Team Stack: Cincinnati Reds

So, in cash, I’m obviously going to tell you to play the Houston Astros. Don’t get off that in cash, but I think the reds are a fun stack in GPPs. Most people know that Vance Worley is absolutely awful, but I don’t think that it will be enough to get people off of the Orioles or the Astros in single entry GPPs. Worley has a 5.15 SIERA which is a whopping 2.56 runs above his current ERA, and allows a .356 OBP while posting a 1.48 WHIP. He’s VERY bad.
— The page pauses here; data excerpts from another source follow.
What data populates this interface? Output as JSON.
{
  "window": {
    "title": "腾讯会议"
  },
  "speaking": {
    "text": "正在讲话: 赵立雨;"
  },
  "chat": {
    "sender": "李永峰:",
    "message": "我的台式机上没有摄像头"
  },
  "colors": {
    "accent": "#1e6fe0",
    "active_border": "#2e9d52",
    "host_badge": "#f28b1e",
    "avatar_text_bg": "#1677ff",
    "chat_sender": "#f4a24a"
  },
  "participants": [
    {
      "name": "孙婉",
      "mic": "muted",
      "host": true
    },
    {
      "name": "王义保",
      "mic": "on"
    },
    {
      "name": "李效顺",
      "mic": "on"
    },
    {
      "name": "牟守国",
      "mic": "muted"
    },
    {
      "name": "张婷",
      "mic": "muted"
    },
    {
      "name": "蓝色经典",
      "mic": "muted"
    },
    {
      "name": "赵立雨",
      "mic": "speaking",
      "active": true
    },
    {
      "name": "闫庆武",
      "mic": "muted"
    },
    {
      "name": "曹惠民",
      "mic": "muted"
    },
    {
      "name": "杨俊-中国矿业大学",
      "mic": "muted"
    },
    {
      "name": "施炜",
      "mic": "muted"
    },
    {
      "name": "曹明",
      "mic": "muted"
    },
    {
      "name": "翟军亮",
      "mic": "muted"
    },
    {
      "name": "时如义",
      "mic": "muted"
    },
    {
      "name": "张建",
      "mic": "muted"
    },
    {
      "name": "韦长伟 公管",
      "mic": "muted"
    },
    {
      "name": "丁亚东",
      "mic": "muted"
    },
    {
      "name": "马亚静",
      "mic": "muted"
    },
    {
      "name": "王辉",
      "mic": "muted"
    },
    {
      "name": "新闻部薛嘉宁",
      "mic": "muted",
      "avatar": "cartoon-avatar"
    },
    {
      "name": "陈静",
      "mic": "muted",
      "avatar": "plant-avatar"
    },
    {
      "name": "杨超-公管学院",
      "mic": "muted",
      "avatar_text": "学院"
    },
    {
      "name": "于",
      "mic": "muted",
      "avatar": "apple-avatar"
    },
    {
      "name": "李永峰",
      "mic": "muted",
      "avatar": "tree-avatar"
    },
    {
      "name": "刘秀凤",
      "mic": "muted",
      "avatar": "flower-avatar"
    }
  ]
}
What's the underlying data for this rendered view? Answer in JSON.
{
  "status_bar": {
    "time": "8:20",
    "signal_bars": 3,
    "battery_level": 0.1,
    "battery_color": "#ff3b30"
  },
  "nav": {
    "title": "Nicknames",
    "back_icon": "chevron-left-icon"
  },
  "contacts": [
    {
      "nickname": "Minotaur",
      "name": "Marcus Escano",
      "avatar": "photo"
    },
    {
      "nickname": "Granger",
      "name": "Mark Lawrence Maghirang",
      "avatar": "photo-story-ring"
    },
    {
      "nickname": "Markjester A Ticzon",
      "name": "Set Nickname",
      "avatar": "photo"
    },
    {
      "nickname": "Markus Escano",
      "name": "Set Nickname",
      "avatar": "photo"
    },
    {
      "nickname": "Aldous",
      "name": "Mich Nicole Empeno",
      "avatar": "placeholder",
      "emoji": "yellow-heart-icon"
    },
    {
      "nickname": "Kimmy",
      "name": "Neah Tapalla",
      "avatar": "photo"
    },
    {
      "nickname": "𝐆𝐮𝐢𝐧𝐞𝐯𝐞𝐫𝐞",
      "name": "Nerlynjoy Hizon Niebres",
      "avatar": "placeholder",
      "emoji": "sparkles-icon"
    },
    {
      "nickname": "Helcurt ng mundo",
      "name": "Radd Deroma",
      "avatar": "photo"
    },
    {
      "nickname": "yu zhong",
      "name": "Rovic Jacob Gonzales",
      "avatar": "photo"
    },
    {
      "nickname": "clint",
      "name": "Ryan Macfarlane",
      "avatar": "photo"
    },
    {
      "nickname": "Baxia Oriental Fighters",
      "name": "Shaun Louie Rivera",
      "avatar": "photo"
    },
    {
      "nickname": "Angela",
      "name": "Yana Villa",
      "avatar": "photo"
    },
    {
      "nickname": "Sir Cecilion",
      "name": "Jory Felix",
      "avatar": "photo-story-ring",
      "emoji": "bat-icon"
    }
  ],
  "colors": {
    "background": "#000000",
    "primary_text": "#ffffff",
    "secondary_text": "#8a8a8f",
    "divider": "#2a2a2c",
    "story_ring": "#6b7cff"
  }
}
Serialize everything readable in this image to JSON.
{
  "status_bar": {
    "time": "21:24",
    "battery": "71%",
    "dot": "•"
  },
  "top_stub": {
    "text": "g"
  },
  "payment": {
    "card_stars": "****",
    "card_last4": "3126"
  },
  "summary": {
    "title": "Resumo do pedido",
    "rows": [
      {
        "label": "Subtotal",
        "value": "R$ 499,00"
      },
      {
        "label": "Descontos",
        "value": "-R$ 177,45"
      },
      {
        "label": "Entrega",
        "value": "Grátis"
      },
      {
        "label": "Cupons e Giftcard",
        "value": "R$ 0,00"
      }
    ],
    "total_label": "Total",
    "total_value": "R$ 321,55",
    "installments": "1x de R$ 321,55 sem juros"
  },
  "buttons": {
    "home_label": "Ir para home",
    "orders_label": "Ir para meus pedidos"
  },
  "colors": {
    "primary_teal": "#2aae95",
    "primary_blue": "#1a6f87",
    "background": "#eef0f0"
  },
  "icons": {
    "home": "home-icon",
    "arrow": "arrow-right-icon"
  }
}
Against RHH, he gives up 1.355 HR/9, and against LHH he allows a 43% hard-hit rate, so you know the HRs are just lagging a little behind. What is understated about this matchup is that it is literally a full bullpen game for the reds against a bottom 5 bullpen in baseball. Worley is a relief pitcher spot starting, and I can’t imagine he goes more than 4 innings if he even lasts that long. I love a leadoff stack with Billy Hamilton who should have plenty of times to get on base and rack up steals, and letting Joey Votto and Adam Duvall just tee off on some bad arms. 

Infield Hitter: Chris Davis ($3800)

Even though I am mostly going to fade the Orioles today, I will be getting Chris Davis everywhere that I can. First off, $3800 is too cheap for someone with his upside playing in such a great hitters park against such a bad pitcher. His wRC+ of 108 and hard-hit rate of 43% against RHP are a good combination against a pitcher that allows 39% hard contact and 1.43 HR/9 to LHH. First base is a loaded position today but I am most confident in Davis from both an upside and value perspective.

Outfield Hitter: Austin Jackson ($3400)

The Indians will likely be a very popular stack today, but I’m thinking people will only be stacking the top of the order instead of the middle and back. Austin Jackson is a young kid with a lot of power, and has been making great contact lately with at least one hit in 4 straight games, and 2 or more in 3 of those. He is a RHH that hits with regular splits and owns a 168 wRC+ to LHP (small sample obviously, but been good) as well as a 20% linedrive rate and 35% hard-hit rate. Derek Holland is good against LHH but struggles badly against righties, allowing 41% hard contact with a measley 37% groundball rate, which causes 2.16 HR/9 by RHH. Jackson is cheap and has been very efficient, I love him as a one off play today.

Value: Ryon Healy ($3200)

Ryon Healy has been bad, but that’s okay because his price just keeps dropping. He is only $3200 playing against Jaime Garcia (who will be the chalk pitcher, by the way), and has been a guy that just destroys LHP through his career. His 160 wRC+ and 34% hard-hit rates are some of the best qualified marks on the slate and Jaime Garcia gives 1.45 HR/9 to RHH. This isn’t an ideal hitting environment as the Athletics park is very pitcher friendly, but I can’t pass up the value of him at third base when I am paying up elsewhere. He offers much more upside than any of values and I am going to chase it until it hits.

Closing Thoughts

I’m very happy to be writing about baseball, because Adam Hadwin is breaking my heart. Let’s enjoy it while it lasts, next thing you know Football will be back!